I have to give him credit. He stuck to his guns despite all logic and indications that he might want to use a bit less weight.

So, just for grins, I thought it might be fun to see if Og is smarter than the average zombie salmon fisherman.
Og is a Neanderthal of my acquaintance who lives in my basement. He is harmless and not too bright.

“Hi Og, how are you today?”
“Og good.”
“Very good, Og. How would you like to go fishing with me?”
“Fish good.”
“Excellent, Og. Here, carry the rods and reels and bait, and we will walk to the river.”
“Og walk good.”


“We’re here at the river now, and Og is going to make the first cast. O.K. Og, now toss the line into the water.”

Og throws the rod across the river and it bounces off a tree.

“No, Og, not the entire rod. Just toss the line like this…”

“Og cast good.”

Og tosses a seventy-foot cast into the heart of the run.

“O.K. Og, now start to retrieve the bait.”

“Oh oh. Og no can retrieve. It stuck.”

“All right Og, let me just break it off. Now, you tie on the hook and bait and attach the split-shot. First though, why were you stuck on bottom?”

“Og no good at gravity thing, but gravity thing make lure thing heavy and it get stuck.”

“Excellent observation, Og Now what are you going to do differently this time?”

“Og use less weight. Only attach one heavy round thing.”

So, we see that Og who is a dead end on the evolutionary tree, and in possession of an IQ barely the square root of his weight managed to figure out the great problem confronting him.

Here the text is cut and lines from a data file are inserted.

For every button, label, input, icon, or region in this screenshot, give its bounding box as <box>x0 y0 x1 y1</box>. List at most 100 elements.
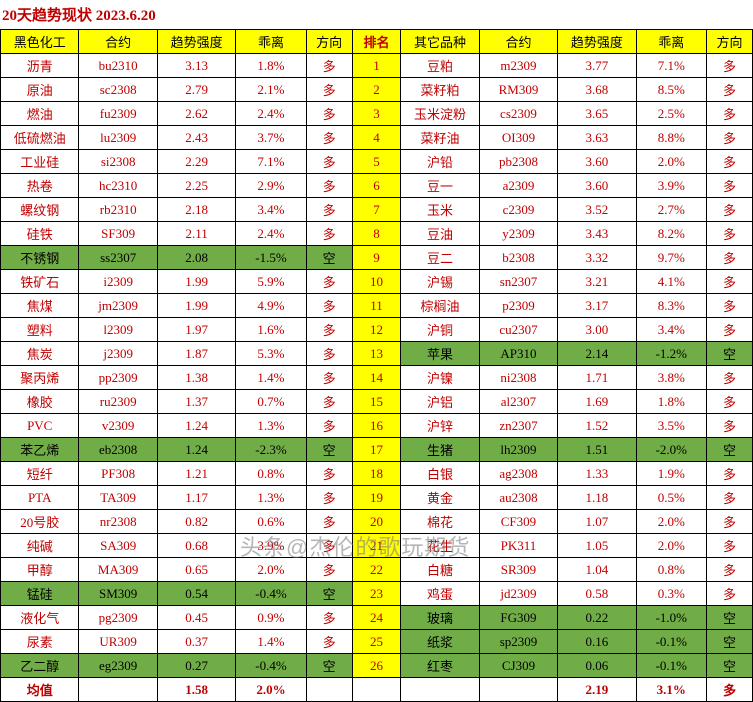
table-row: 沥青bu23103.131.8%多1豆粕m23093.777.1%多 <box>1 54 753 78</box>
cell: 3.43 <box>558 222 636 246</box>
cell: 花生 <box>401 534 479 558</box>
table-row: 苯乙烯eb23081.24-2.3%空17生猪lh23091.51-2.0%空 <box>1 438 753 462</box>
cell: 5.3% <box>236 342 306 366</box>
table-row: 锰硅SM3090.54-0.4%空23鸡蛋jd23090.580.3%多 <box>1 582 753 606</box>
cell: 塑料 <box>1 318 79 342</box>
cell: 多 <box>306 102 352 126</box>
hdr-left-dir: 方向 <box>306 30 352 54</box>
cell: 4.1% <box>636 270 706 294</box>
trend-table-container: 20天趋势现状 2023.6.20 黑色化工 合约 趋势强度 乖离 方向 排名 … <box>0 0 753 702</box>
cell: 棉花 <box>401 510 479 534</box>
cell: 豆粕 <box>401 54 479 78</box>
cell: FG309 <box>479 606 557 630</box>
cell: sn2307 <box>479 270 557 294</box>
cell: 1.51 <box>558 438 636 462</box>
cell: sc2308 <box>79 78 157 102</box>
avg-cell: 1.58 <box>157 678 235 702</box>
cell: 1.17 <box>157 486 235 510</box>
cell: 8.8% <box>636 126 706 150</box>
cell: 1.99 <box>157 270 235 294</box>
cell: 多 <box>306 78 352 102</box>
cell: 苯乙烯 <box>1 438 79 462</box>
cell: 锰硅 <box>1 582 79 606</box>
cell: 尿素 <box>1 630 79 654</box>
cell: ni2308 <box>479 366 557 390</box>
cell: 3.21 <box>558 270 636 294</box>
cell: 多 <box>306 510 352 534</box>
cell: c2309 <box>479 198 557 222</box>
cell: AP310 <box>479 342 557 366</box>
cell: pp2309 <box>79 366 157 390</box>
hdr-right-dir: 方向 <box>706 30 752 54</box>
cell: 1.8% <box>636 390 706 414</box>
cell: 橡胶 <box>1 390 79 414</box>
cell: CJ309 <box>479 654 557 678</box>
cell: 生猪 <box>401 438 479 462</box>
cell: 多 <box>306 222 352 246</box>
cell: 3.60 <box>558 150 636 174</box>
cell: 白银 <box>401 462 479 486</box>
cell: 多 <box>706 558 752 582</box>
cell: 铁矿石 <box>1 270 79 294</box>
cell: 18 <box>352 462 401 486</box>
cell: 多 <box>306 534 352 558</box>
cell: lu2309 <box>79 126 157 150</box>
table-row: 乙二醇eg23090.27-0.4%空26红枣CJ3090.06-0.1%空 <box>1 654 753 678</box>
cell: -2.3% <box>236 438 306 462</box>
cell: PF308 <box>79 462 157 486</box>
cell: 5 <box>352 150 401 174</box>
cell: 1.24 <box>157 438 235 462</box>
cell: 多 <box>706 582 752 606</box>
cell: 7.1% <box>236 150 306 174</box>
cell: 1.07 <box>558 510 636 534</box>
cell: 多 <box>306 198 352 222</box>
cell: 空 <box>706 630 752 654</box>
cell: 白糖 <box>401 558 479 582</box>
cell: 1.97 <box>157 318 235 342</box>
cell: m2309 <box>479 54 557 78</box>
cell: ag2308 <box>479 462 557 486</box>
cell: 多 <box>706 270 752 294</box>
cell: 1.99 <box>157 294 235 318</box>
cell: 空 <box>306 582 352 606</box>
page-title: 20天趋势现状 2023.6.20 <box>0 0 753 29</box>
cell: l2309 <box>79 318 157 342</box>
cell: 纯碱 <box>1 534 79 558</box>
cell: 空 <box>306 246 352 270</box>
cell: cs2309 <box>479 102 557 126</box>
cell: 2.4% <box>236 102 306 126</box>
cell: RM309 <box>479 78 557 102</box>
cell: 多 <box>306 318 352 342</box>
table-row: 聚丙烯pp23091.381.4%多14沪镍ni23081.713.8%多 <box>1 366 753 390</box>
avg-cell: 3.1% <box>636 678 706 702</box>
cell: 0.5% <box>636 486 706 510</box>
cell: 0.68 <box>157 534 235 558</box>
hdr-rank: 排名 <box>352 30 401 54</box>
avg-cell <box>352 678 401 702</box>
cell: 多 <box>706 462 752 486</box>
table-row: 硅铁SF3092.112.4%多8豆油y23093.438.2%多 <box>1 222 753 246</box>
cell: 2.08 <box>157 246 235 270</box>
cell: 2.7% <box>636 198 706 222</box>
cell: CF309 <box>479 510 557 534</box>
cell: p2309 <box>479 294 557 318</box>
cell: 多 <box>306 174 352 198</box>
cell: 多 <box>706 366 752 390</box>
cell: 多 <box>706 126 752 150</box>
cell: 0.8% <box>636 558 706 582</box>
cell: 豆油 <box>401 222 479 246</box>
cell: 多 <box>706 54 752 78</box>
cell: 1.6% <box>236 318 306 342</box>
cell: 菜籽粕 <box>401 78 479 102</box>
cell: 8.5% <box>636 78 706 102</box>
table-row: 短纤PF3081.210.8%多18白银ag23081.331.9%多 <box>1 462 753 486</box>
cell: 12 <box>352 318 401 342</box>
table-row: 甲醇MA3090.652.0%多22白糖SR3091.040.8%多 <box>1 558 753 582</box>
cell: 16 <box>352 414 401 438</box>
cell: 沪镍 <box>401 366 479 390</box>
cell: 多 <box>706 150 752 174</box>
cell: 8.3% <box>636 294 706 318</box>
cell: 空 <box>306 438 352 462</box>
cell: 多 <box>306 342 352 366</box>
cell: 多 <box>706 102 752 126</box>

Lets go back to our zombie salmon fisherman and see how he is progressing.

He is still there in the same spot. He has not moved. He is into the second large plano box of hardware he is chucking, and yes, his rig is snagged on the bottom yet again.

Sometimes I think I have found the missing link. They emerge from some hidden dimension during the salmon run, only to return back when the salmon are dead.

3 comments:

Cutthroat Stalker (Scott) said...

"Sometimes I think I have found the missing link. They emerge from some hidden dimension during the salmon run, only to return back when the salmon are dead. "

Around here, since there are no salmon, it's the stocking truck for which they emerge and only return for the deer hunting.

trout chaser said...

Growing up in Alaska, a friend and I used to snorkel the creeks after the salmon run and pick up not only the snagged and lost gear, but all the stuff that feel out of the rotting carcasses. We kept some but sold most of it back. Year after year...

Erik Helm said...

Scott:
Good point. They are everywhere. Whether it is the stocking truck, fishing at dams, or zombie salmon, or very unfortunately... the average liquored-up deer hunter.

TC:
Now that brings back memories. One day in fall around ten years ago, I kept finding crank-baits stuck in river debris and bushes. A large fresh salmon run had occurred with a heavy rain and the area below a dam on the river filled with huge salmon. Everyone and their married cousin was chucking lures at them and they were getting destroyed by the salmon. Downstream, the next day, I collected more than 40 rapalas and other plugs and floating crank-baits with twisted hooks and tooth marks. It was sort of like the day after an epic battle. Broken stuff everywhere.